Il principale ostacolo alla consegna degli aiuti è l’assedio militare israeliano, aggravato dalla distruzione delle infrastrutture, comprese le strade principali, da parte degli attacchi aerei israeliani. I camion che trasportano le forniture essenziali non possono raggiungere il nord di Gaza, lasciando la popolazione senza accesso a cibo e assistenza medica.

“Non ci sono strade, né infrastrutture, e l’unico modo per inviare cibo è il lancio aereo”, ha spiegato Wilkinson.

La campagna #AirDropAidForGaza non cerca donazioni in denaro ma firme sulla petizione, ritenendo che la forza della loro causa risieda nella volontà collettiva della gente.

Wilkinson ha dichiarato: “Non chiediamo soldi, non chiediamo donazioni, chiediamo solo alle persone di firmare la petizione. E per il potere della gente, più nomi aggiungiamo alla campagna #AirDropAidForGaza, più potente è la dimostrazione che questo è ciò che la gente vuole”.

Durante la loro permanenza in Giordania, gli attivisti hanno trovato un notevole sostegno, ma sottolineano la necessità di un movimento globale. Wilkinson ha esortato: “Tutti devono arrivare al confine, non solo le persone in Giordania. La Giordania ha preso l’iniziativa, ma tutti dovrebbero andare al confine [di Gaza] da ogni Paese, molto velocemente […]”.

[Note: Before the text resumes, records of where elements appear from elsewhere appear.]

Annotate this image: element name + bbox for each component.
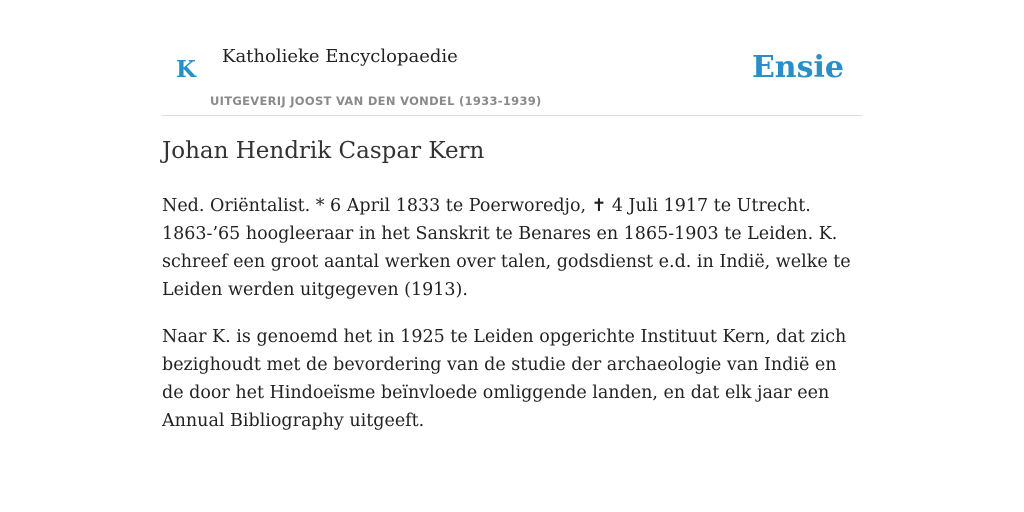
article-paragraph: Naar K. is genoemd het in 1925 te Leiden opgerichte Instituut Kern, dat zich bezighoudt met de bevordering van de studie der archaeologie van Indië en de door het Hindoeïsme beïnvloede omliggende landen, en dat elk jaar een Annual Bibliography uitgeeft. [162,327,847,431]
article-body [162,192,862,454]
article-paragraph: Ned. Oriëntalist. * 6 April 1833 te Poerworedjo, ✝ 4 Juli 1917 te Utrecht. 1863-’65 hoogleeraar in het Sanskrit te Benares en 1865-1903 te Leiden. K. schreef een groot aantal werken over talen, godsdienst e.d. in Indië, welke te Leiden werden uitgegeven (1913). [162,196,851,300]
site-header [162,36,862,116]
encyclopedia-title[interactable]: Katholieke Encyclopaedie [222,46,458,67]
encyclopedia-logo[interactable]: K [176,56,196,83]
publisher-label: UITGEVERIJ JOOST VAN DEN VONDEL (1933-1939) [210,94,542,108]
article-title: Johan Hendrik Caspar Kern [162,138,485,164]
ensie-logo-link[interactable]: Ensie [751,50,844,85]
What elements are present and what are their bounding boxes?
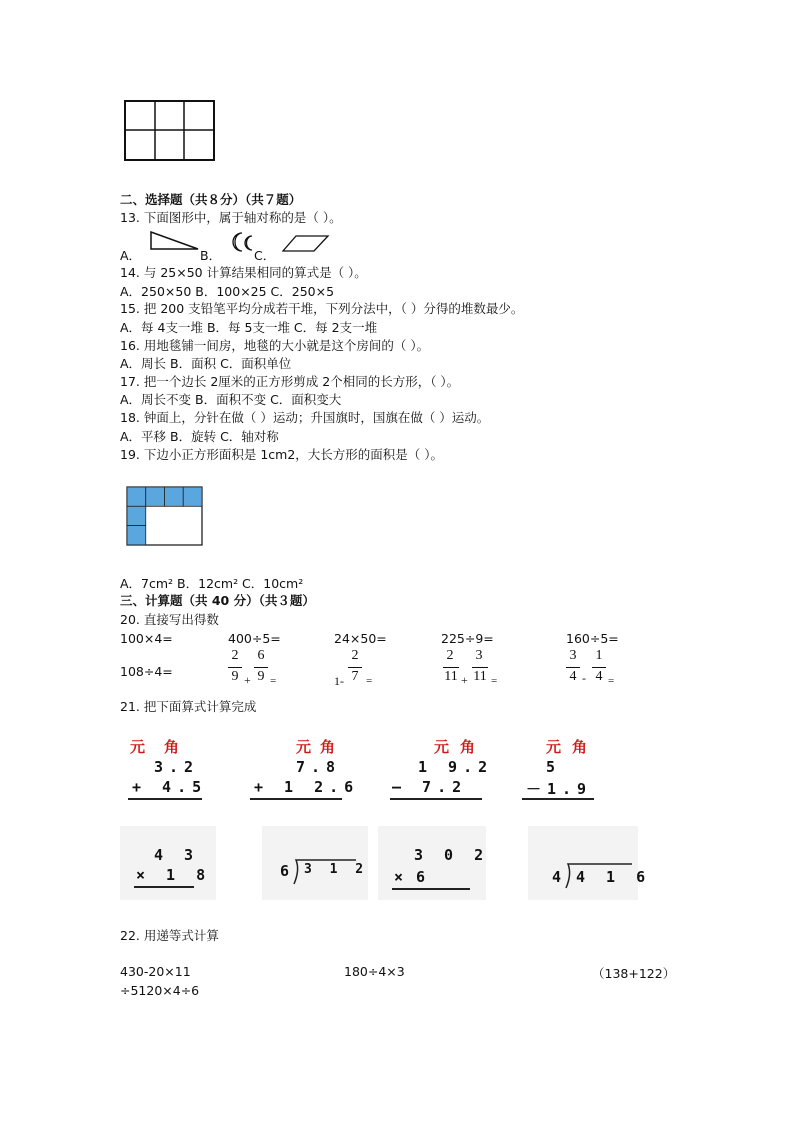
question-18: 18. 钟面上，分针在做（ ）运动；升国旗时，国旗在做（ ）运动。: [120, 410, 490, 425]
numerator: 2: [446, 648, 454, 663]
question-14: 14. 与 25×50 计算结果相同的算式是（ ）。: [120, 265, 367, 280]
multiplication-problem-2: [378, 826, 490, 900]
top-number: 7.8: [296, 758, 342, 776]
unit-jiao: 角: [460, 738, 476, 756]
top-number: 1 9.2: [418, 758, 494, 776]
vertical-problem-3: [390, 736, 494, 802]
bottom-number: + 1 2.6: [254, 778, 360, 796]
denominator: 11: [473, 669, 487, 684]
q17-options: A．周长不变 B．面积不变 C．面积变大: [120, 392, 342, 407]
denominator: 4: [595, 669, 603, 684]
question-15: 15. 把 200 支铅笔平均分成若干堆，下列分法中，（ ）分得的堆数最少。: [120, 301, 524, 316]
top-number: 5: [546, 758, 562, 776]
q18-options: A．平移 B．旋转 C．轴对称: [120, 429, 279, 444]
bottom-number: × 1 8: [136, 866, 212, 884]
q13-option-c-label: C．: [254, 248, 276, 263]
q16-options: A．周长 B．面积 C．面积单位: [120, 356, 292, 371]
operator: +: [461, 673, 468, 687]
equals: =: [270, 675, 277, 687]
question-20: 20. 直接写出得数: [120, 612, 219, 627]
top-number: 3.2: [154, 758, 200, 776]
unit-yuan: 元: [130, 738, 146, 756]
q15-options: A．每 4支一堆 B．每 5支一堆 C．每 2支一堆: [120, 320, 378, 335]
expression-1: 430-20×11: [120, 964, 191, 979]
fraction-expression: [334, 648, 394, 688]
calc-item: 24×50=: [334, 631, 387, 646]
expression-3: （138+122）: [592, 966, 676, 981]
numerator: 1: [595, 648, 603, 663]
denominator: 4: [569, 669, 577, 684]
operator: +: [244, 673, 251, 687]
calc-item: 225÷9=: [441, 631, 494, 646]
unit-yuan: 元: [434, 738, 450, 756]
divisor: 4: [552, 868, 568, 886]
divisor: 6: [280, 862, 296, 880]
calc-item: 108÷4=: [120, 664, 173, 679]
unit-yuan: 元: [546, 738, 562, 756]
unit-jiao: 角: [164, 738, 180, 756]
top-number: 3 0 2: [414, 846, 490, 864]
question-16: 16. 用地毯铺一间房，地毯的大小就是这个房间的（ ）。: [120, 338, 430, 353]
division-problem-1: [262, 826, 368, 900]
equals: =: [491, 675, 498, 687]
section3-title: 三、计算题（共 40 分）（共３题）: [120, 593, 315, 608]
question-19: 19. 下边小正方形面积是 1cm2，大长方形的面积是（ ）。: [120, 447, 444, 462]
fraction-expression: [566, 648, 626, 688]
vertical-problem-1: [124, 736, 208, 802]
bottom-number: + 4.5: [132, 778, 208, 796]
question-17: 17. 把一个边长 2厘米的正方形剪成 2个相同的长方形，（ ）。: [120, 374, 460, 389]
triangle-icon: [150, 231, 200, 251]
equals: =: [608, 675, 615, 687]
multiplication-problem-1: [120, 826, 216, 900]
bottom-number: －1.9: [526, 780, 593, 798]
expression-4: ÷5120×4÷6: [120, 983, 200, 998]
area-grid-figure: [126, 486, 204, 548]
numerator: 3: [475, 648, 483, 663]
top-number: 4 3: [154, 846, 200, 864]
question-22: 22. 用递等式计算: [120, 928, 219, 943]
calc-item: 400÷5=: [228, 631, 281, 646]
section2-title: 二、选择题（共８分）（共７题）: [120, 192, 302, 207]
grid-figure-top: [124, 100, 216, 162]
q13-option-a-label: A．: [120, 248, 142, 263]
question-13: 13. 下面图形中，属于轴对称的是（ ）。: [120, 210, 342, 225]
denominator: 7: [351, 669, 359, 684]
dividend: 4 1 6: [576, 868, 652, 886]
unit-jiao: 角: [572, 738, 588, 756]
numerator: 2: [231, 648, 239, 663]
unit-jiao: 角: [320, 738, 336, 756]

Leila Hatoum, una giornalista libanese che si è unita alla delegazione britannica in Giordania, ha spiegato: “Abbiamo iniziato in Giordania non solo perché era il Paese più vicino [alla Palestina], ma perché la Giordania è stato il primo Paese a consegnare cibo a Gaza. Finora la Giordania ha effettuato nove lanci umanitari su Gaza, di cui due nel nord e sette nel sud. Questi lanci comprendevano anche aiuti medici”.

Sottolineando i vantaggi logistici dei lanci aerei, Hatoum ha spiegato: “I lanci aerei sono migliori e molto più facili rispetto all’invio di aiuti attraverso i valichi di frontiera di Rafah e Karm Abu Salem, poiché i camion che trasportano gli aiuti di solito impiegano mesi per entrare a Gaza attraverso questi mezzi ordinari”.

Shameem Suleiman, un attivista britannico anch’egli parte della delegazione, ha fatto luce sulla mancanza di consapevolezza nel Regno Unito riguardo alla terribile situazione di Gaza.

“La gente nel Regno Unito non è consapevole di questo [la carestia a Gaza]. I mass media come Sky News, BBC, non ne parlano”, ha lamentato.

Suleiman ha sottolineato la complessità della distribuzione degli aiuti, rivelando che i mezzi tradizionali sono ostacolati dalle restrizioni israeliane, affermando: “Nei mezzi tradizionali, sono gli israeliani che controllano tutto prima di poter entrare a Gaza, e sono loro a decidere cosa permettere e cosa non permettere. Pertanto, il lancio aereo è ora l’opzione più praticabile e fattibile”.

A quasi 4 mesi dall’inizio dell’implacabile guerra di genocidio israeliana contro la Striscia di Gaza, i residenti della regione settentrionale sono sull’orlo di una vera e propria carestia. Coloro che sono sopravvissuti all’indiscriminato bombardamento israeliano ora affrontano la minaccia di morte non per le bombe ma per la fame, come affermato da Ismail Thawabteh, direttore generale dell’Ufficio governativo per i media a Gaza.

I segni della carestia sono emersi quando i prodotti in scatola, su cui i gazesi facevano affidamento per il sostentamento dall’inizio dell’aggressione, sono scomparsi dai mercati. In seguito è sparita anche la farina di grano, spingendo i palestinesi a ricorrere alla macinazione di mais e orzo destinati all’alimentazione animale.